Ein Wermutstropfen: Ina Kirssis Ehemann arbeitet in Deutschland. "Aber da er in Rosenheim arbeitet, sehen wir uns ohnehin nicht immer." Das Leben in Finnland biete dem in Deutschland gegenüber aktuell sehr viele Vorteile, man kann Freunde treffen, zum Eishockeytraining gehen und vieles mehr. "In Deutschland findet zwar irgendwann wieder Wechselunterricht statt, aber wir können ansonsten eben nichts unternehmen", betont Kirssi. Zudem hat sie schon immer davon geträumt, eines Tages in Finnland zu leben.

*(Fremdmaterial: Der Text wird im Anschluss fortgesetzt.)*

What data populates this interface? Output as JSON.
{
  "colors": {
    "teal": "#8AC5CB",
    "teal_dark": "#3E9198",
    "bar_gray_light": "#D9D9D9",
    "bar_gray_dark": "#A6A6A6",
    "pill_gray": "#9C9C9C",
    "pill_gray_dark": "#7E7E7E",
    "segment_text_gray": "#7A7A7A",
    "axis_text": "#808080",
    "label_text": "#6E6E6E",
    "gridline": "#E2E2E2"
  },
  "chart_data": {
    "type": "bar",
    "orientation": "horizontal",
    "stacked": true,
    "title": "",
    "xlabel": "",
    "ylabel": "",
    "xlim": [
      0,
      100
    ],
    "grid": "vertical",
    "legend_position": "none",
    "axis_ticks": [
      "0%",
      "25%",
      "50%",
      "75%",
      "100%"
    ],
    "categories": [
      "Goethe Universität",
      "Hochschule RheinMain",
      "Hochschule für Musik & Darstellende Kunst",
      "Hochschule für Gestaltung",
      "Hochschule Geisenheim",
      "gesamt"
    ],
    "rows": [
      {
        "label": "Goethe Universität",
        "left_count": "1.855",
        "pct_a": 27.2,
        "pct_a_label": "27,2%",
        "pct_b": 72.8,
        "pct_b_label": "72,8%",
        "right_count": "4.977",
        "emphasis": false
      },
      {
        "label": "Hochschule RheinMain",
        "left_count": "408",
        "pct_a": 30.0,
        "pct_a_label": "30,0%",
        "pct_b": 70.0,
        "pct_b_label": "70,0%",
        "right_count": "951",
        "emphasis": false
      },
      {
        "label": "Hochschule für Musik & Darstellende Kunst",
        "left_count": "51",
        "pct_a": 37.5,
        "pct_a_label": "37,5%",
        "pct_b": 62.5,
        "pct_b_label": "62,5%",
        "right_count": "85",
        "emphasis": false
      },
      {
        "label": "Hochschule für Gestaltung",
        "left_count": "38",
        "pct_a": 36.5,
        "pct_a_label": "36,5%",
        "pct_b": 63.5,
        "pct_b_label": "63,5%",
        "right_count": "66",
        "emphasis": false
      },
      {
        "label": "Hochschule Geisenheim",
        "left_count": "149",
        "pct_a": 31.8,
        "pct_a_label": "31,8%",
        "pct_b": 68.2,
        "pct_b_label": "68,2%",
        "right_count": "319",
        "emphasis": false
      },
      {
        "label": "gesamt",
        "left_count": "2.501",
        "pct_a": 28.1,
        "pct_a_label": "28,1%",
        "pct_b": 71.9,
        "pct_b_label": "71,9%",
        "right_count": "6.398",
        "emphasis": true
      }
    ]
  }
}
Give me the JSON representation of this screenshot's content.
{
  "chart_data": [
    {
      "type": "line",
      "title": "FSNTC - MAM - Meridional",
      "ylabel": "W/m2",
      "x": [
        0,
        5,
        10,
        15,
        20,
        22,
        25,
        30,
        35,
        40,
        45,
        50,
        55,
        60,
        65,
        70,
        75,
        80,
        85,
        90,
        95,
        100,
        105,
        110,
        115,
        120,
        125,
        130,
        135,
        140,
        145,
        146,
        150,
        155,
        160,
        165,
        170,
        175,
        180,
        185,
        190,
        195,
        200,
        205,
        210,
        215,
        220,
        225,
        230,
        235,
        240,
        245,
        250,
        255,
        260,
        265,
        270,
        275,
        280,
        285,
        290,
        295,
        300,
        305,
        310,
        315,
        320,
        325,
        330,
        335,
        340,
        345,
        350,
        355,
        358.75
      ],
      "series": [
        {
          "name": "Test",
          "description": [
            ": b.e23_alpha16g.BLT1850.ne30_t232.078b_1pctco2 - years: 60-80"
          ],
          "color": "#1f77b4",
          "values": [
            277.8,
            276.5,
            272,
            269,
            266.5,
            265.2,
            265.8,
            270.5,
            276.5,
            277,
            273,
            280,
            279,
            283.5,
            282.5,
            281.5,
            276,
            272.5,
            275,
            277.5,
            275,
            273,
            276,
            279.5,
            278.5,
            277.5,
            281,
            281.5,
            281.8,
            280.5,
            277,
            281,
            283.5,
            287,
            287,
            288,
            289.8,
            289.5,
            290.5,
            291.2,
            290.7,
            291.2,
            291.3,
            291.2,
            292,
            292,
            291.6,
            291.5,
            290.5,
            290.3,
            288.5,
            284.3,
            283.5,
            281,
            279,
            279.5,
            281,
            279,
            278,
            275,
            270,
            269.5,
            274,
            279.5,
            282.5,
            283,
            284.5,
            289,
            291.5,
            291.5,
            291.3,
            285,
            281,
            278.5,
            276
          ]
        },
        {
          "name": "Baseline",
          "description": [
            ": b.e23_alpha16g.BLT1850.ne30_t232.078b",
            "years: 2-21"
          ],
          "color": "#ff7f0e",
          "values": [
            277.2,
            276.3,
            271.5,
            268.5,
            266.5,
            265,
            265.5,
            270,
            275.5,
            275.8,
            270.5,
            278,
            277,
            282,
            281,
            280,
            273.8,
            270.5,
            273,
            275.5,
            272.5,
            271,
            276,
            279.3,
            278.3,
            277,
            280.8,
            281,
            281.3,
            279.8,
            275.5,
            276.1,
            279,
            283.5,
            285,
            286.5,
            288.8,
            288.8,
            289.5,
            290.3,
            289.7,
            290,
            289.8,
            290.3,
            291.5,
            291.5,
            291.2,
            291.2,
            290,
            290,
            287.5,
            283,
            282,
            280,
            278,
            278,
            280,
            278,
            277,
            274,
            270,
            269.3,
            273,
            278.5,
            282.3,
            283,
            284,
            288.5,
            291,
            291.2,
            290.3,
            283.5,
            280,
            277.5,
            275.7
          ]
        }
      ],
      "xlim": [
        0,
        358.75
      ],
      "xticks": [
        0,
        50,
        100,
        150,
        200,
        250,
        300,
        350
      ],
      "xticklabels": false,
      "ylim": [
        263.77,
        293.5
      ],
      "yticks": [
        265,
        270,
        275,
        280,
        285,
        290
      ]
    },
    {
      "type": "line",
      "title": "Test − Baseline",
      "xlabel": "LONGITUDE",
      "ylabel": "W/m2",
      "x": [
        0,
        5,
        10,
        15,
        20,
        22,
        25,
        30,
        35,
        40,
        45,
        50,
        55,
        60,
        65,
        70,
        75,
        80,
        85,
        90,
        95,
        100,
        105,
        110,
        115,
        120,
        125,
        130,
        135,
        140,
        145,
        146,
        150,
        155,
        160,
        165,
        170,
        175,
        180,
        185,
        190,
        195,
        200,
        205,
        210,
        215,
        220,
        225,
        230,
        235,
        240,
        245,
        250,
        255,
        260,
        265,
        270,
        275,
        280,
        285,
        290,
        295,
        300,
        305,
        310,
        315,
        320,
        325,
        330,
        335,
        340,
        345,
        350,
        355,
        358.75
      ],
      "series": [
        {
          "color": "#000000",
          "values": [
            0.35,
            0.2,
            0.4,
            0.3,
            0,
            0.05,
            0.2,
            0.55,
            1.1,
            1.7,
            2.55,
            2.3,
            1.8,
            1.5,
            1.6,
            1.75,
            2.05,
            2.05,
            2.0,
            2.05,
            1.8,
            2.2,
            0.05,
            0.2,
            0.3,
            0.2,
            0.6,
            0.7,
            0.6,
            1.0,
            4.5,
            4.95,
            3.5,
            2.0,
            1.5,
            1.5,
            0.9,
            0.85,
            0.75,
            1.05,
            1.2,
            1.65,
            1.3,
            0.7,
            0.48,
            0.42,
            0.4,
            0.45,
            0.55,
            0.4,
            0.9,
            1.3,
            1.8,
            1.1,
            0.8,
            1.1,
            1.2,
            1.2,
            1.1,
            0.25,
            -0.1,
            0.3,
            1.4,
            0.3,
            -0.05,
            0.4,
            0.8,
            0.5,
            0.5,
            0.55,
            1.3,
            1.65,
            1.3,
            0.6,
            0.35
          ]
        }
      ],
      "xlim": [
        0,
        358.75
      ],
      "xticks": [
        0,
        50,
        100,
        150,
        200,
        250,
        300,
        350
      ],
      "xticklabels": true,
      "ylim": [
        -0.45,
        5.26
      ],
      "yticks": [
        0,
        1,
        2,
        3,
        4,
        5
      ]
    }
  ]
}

Vor Kurzem hat Ina Kirssi ein Freundebuch aus der sechsten Klasse wiedergefunden. Darin hat sie sich schon damals ein Haus am See in Finnland und ein Boot gewünscht. Das Haus hat sie, ein Ruderboot auch, zum See ist es nicht weit. Außerdem sei die Wohnung in Deutschland – im Elternhaus in Schefflenz – schon immer nur eine Zwischenlösung gewesen. "Je länger wir hier in Finnland sind, desto schwerer fällt mir der Gedanke, nach Deutschland zurückzukommen", räumt Kirssi ein. Auch wenn sie weiß, dass ihre Eltern sie und die Enkelkinder schmerzlich vermissen.
"Die Coronapandemie und die viele Zeit, die wir hier verbringen, hat beschleunigt, dass wir auch intensiver darüber nachdenken, für immer hierzubleiben", sagt sie. Dementsprechend sei auch der Plan, das Schulkind ab dem nächsten Schuljahr in Finnland einzuschulen. "Aber natürlich kommen wir regelmäßig nach Deutschland, alleine schon, um meine Eltern zu sehen."
Und auch aus beruflichen Gründen wird sie wohl des Öfteren in heimatliche Gefilde zurückkommen. Kirssi vertreibt Kleidung von Me & I, und die kann man eigentlich nur auf Homepartys kaufen. "Das werde ich nicht vermissen, weil ich deswegen auch immer wieder zurückkommen werde." Für die Zukunft hat sie auch einen erweiterten Plan: "Ich will so viele Menschen wie möglich für Finnland begeistern und ihnen auch Reisen hierhin ermöglichen und organisieren. Die Möglichkeiten, was Sport, Abenteuer, Natur angeht, sind hier unglaublich. Helsinki ist nur eine Stunde entfernt", kommt sie ins Schwärmen.
Dabei ist ihr aber auch bewusst, wie viel Glück sie hat, diese Zeit so verbringen zu dürfen. "Ich bin unheimlich dankbar, dass wir hier in Finnland sein können und so viele Dinge erleben. Ich denke, ohne die Lockdowns wäre das gar nicht möglich gewesen." Ina Kirssi und ihre Familie haben enorm viele Möglichkeiten direkt vor der Haustür. Das Lockdown-bedingte Leben in Finnland hat der Familie eine ganz neue Möglichkeit aufgezeigt. Und mit der hatten sie vorerst gar nicht gerechnet.